Uma corrida contra o calendário
Nos últimos dias de dezembro de 2024, o Palácio do Planalto viveu um dos momentos de maior tensão orçamentária do ano. Segundo levantamento da imprensa especializada, o governo pagou R$ 8,1 bilhões em emendas parlamentares somente naquele mês, dos quais uma parcela expressiva — cerca de R$ 7,9 bilhões — foi liberada em apenas dez dias, em uma manobra que visava destravar a aprovação do pacote fiscal em tramitação no Congresso.
A disputa em torno das chamadas "emendas Pix" e de relator já vinha se arrastando desde o meio do ano, quando o ministro Flávio Dino, do Supremo Tribunal Federal, determinou maior transparência na execução desses recursos, historicamente usados como moeda de troca política sem rastreabilidade clara. Parte dos pagamentos de dezembro, segundo apuração da imprensa, teria sido feita sem seguir integralmente as determinações do STF, o que reacendeu o atrito entre os Poderes.
"Estamos diante de um problema estrutural do presidencialismo de coalizão brasileiro: sem moeda de troca, o Executivo não anda", avaliou um cientista político ouvido por veículos de Brasília à época, resumindo o dilema que atravessou o segundo ano de governo.
Racha entre Planalto, Câmara e Senado
A crise das emendas também escancarou divergências internas na base aliada. Câmara e Senado entraram em rota de colisão sobre a divisão dos recursos, enquanto o Planalto tentava, simultaneamente, garantir a aprovação do pacote de corte de gastos anunciado semanas antes pela equipe econômica. Em reunião no Palácio do Alvorada, no dia 27 de dezembro, o presidente Lula recebeu o então presidente da Câmara, Arthur Lira, para discutir o parecer jurídico da própria Casa sobre a decisão de Dino a respeito das emendas — um sinal de que o imbróglio extrapolara os limites técnicos e se tornara também jurídico.

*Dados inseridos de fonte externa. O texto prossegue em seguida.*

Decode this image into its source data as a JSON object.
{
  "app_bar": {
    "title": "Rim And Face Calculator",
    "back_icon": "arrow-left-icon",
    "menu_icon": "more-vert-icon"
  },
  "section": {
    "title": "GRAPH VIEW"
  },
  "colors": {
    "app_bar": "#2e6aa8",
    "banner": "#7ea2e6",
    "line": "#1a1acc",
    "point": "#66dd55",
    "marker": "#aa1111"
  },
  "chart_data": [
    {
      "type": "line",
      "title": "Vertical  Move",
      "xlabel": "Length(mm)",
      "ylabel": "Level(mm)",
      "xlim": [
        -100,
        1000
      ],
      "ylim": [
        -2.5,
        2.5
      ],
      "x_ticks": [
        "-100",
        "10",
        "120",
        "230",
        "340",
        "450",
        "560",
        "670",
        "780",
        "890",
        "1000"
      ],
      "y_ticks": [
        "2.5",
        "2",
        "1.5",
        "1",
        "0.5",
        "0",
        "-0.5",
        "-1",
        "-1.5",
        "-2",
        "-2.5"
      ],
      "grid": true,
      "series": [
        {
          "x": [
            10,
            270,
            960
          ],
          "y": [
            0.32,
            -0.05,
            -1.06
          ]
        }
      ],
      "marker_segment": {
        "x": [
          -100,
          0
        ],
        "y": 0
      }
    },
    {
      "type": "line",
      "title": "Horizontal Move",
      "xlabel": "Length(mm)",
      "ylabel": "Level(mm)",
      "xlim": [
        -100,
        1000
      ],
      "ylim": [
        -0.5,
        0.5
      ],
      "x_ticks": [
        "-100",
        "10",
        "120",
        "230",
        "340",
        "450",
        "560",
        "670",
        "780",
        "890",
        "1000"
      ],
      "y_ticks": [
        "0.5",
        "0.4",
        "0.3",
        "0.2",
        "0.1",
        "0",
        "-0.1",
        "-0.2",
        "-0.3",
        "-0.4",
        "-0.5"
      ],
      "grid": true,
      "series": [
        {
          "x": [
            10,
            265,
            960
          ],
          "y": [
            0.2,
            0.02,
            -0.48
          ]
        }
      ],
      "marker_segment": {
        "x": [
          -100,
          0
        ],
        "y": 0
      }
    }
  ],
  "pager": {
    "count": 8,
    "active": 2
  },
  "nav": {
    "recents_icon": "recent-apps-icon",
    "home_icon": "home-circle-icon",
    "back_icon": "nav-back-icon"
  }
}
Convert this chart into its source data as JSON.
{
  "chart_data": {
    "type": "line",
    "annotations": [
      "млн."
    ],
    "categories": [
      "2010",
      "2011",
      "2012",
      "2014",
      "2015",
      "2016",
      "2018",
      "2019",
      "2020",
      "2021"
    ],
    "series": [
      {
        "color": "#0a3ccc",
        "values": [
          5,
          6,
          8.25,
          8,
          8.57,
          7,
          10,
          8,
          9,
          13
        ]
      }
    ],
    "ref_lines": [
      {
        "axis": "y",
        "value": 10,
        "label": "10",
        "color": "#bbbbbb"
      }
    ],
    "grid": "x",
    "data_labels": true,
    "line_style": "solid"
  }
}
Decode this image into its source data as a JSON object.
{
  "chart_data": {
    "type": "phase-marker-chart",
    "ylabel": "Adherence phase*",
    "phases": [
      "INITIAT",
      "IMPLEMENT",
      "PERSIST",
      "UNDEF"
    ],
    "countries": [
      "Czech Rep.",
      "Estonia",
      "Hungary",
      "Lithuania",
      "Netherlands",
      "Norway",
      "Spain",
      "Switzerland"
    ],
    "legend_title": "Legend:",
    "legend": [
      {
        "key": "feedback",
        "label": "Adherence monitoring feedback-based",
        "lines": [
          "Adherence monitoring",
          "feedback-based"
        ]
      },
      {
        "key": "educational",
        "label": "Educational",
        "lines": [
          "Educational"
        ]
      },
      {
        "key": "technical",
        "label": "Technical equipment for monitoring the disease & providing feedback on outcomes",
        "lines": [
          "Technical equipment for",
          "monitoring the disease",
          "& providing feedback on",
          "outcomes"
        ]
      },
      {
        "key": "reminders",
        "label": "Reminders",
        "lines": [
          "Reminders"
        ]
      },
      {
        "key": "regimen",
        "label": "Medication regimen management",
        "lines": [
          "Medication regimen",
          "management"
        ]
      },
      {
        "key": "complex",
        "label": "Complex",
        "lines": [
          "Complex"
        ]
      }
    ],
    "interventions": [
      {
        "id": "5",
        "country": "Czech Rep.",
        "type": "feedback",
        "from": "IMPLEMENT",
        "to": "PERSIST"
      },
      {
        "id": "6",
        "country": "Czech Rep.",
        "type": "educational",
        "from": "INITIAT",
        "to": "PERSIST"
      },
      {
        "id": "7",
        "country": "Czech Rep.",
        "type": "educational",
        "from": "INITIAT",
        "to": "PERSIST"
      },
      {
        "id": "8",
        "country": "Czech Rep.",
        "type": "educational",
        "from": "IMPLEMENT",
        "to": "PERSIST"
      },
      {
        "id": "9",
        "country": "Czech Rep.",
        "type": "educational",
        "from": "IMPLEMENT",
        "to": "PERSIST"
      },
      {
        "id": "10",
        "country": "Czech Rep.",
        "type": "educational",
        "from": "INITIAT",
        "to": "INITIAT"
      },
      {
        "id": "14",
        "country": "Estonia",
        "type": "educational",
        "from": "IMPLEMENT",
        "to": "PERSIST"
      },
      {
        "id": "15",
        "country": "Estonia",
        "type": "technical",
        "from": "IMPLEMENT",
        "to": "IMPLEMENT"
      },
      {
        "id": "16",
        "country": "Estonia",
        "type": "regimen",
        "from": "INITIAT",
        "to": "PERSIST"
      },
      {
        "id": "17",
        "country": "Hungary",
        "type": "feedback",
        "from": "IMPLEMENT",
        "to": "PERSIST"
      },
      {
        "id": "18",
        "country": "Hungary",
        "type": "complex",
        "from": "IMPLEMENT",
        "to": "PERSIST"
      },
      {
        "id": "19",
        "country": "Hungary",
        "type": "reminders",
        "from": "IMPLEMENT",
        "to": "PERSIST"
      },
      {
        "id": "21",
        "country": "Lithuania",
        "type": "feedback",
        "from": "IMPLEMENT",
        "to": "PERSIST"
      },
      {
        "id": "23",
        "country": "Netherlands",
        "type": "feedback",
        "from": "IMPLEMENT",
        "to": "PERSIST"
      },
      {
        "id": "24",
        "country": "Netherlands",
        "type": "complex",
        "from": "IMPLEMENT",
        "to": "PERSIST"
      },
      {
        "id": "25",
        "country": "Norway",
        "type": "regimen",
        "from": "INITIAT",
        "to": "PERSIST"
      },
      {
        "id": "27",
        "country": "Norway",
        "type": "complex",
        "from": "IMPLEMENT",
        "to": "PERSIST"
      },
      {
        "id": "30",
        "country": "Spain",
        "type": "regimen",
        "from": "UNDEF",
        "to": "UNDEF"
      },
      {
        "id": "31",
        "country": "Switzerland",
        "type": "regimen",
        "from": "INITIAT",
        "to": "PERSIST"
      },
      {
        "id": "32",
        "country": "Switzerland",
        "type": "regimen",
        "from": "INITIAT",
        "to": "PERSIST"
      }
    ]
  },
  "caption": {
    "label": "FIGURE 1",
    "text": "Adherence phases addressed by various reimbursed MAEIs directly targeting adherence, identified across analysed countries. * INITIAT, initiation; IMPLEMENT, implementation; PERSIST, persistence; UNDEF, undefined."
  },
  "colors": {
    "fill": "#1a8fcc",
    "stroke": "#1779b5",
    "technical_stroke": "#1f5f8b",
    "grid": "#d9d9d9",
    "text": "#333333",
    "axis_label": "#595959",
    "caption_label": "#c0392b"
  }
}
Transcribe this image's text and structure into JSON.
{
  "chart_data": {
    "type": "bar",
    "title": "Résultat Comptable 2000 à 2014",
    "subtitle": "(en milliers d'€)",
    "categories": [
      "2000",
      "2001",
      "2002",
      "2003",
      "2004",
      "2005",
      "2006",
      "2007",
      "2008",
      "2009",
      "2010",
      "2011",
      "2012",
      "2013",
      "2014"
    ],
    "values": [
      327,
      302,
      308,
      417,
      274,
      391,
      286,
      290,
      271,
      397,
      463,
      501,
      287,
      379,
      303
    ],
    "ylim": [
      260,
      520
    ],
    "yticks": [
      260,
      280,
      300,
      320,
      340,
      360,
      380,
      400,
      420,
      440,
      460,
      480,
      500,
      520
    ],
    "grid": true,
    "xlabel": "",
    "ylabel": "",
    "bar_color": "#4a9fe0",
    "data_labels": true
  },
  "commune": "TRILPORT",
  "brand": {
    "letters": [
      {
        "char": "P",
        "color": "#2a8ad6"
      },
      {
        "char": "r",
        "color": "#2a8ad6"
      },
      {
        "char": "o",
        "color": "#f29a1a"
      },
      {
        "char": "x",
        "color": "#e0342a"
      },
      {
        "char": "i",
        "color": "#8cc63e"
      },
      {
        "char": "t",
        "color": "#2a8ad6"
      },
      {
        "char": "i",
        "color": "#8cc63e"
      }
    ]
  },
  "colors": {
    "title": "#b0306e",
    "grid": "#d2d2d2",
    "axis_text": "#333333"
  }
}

A Câmara dos Deputados negou irregularidades no processo e afirmou que o próprio governo havia dado aval ao pedido de liberação dos recursos antes do fim do ano, uma versão contestada por integrantes do Executivo em conversas reservadas com jornalistas.
Um ano difícil de articulação
Analistas políticos apontaram 2024 como um dos períodos mais desgastantes da relação entre o Executivo e o Legislativo desde o início do terceiro mandato de Lula. Ao longo do ano, o governo enfrentou dificuldades para consolidar uma base de apoio estável, com trocas ministeriais na articulação política e atritos recorrentes com a cúpula da Câmara.
Para especialistas em orçamento público, o episódio de dezembro ilustra um paradoxo do calendário fiscal brasileiro: recursos represados ao longo do ano acabam sendo liberados às pressas no fim de dezembro, dificultando o planejamento de longo prazo de prefeituras e estados que dependem desses repasses.
O caso ainda deve ter desdobramentos em 2025, com a análise do Orçamento daquele ano adiada justamente em função da turbulência de dezembro — um lembrete de que, em Brasília, a política do fim de ano raramente fica restrita ao calendário.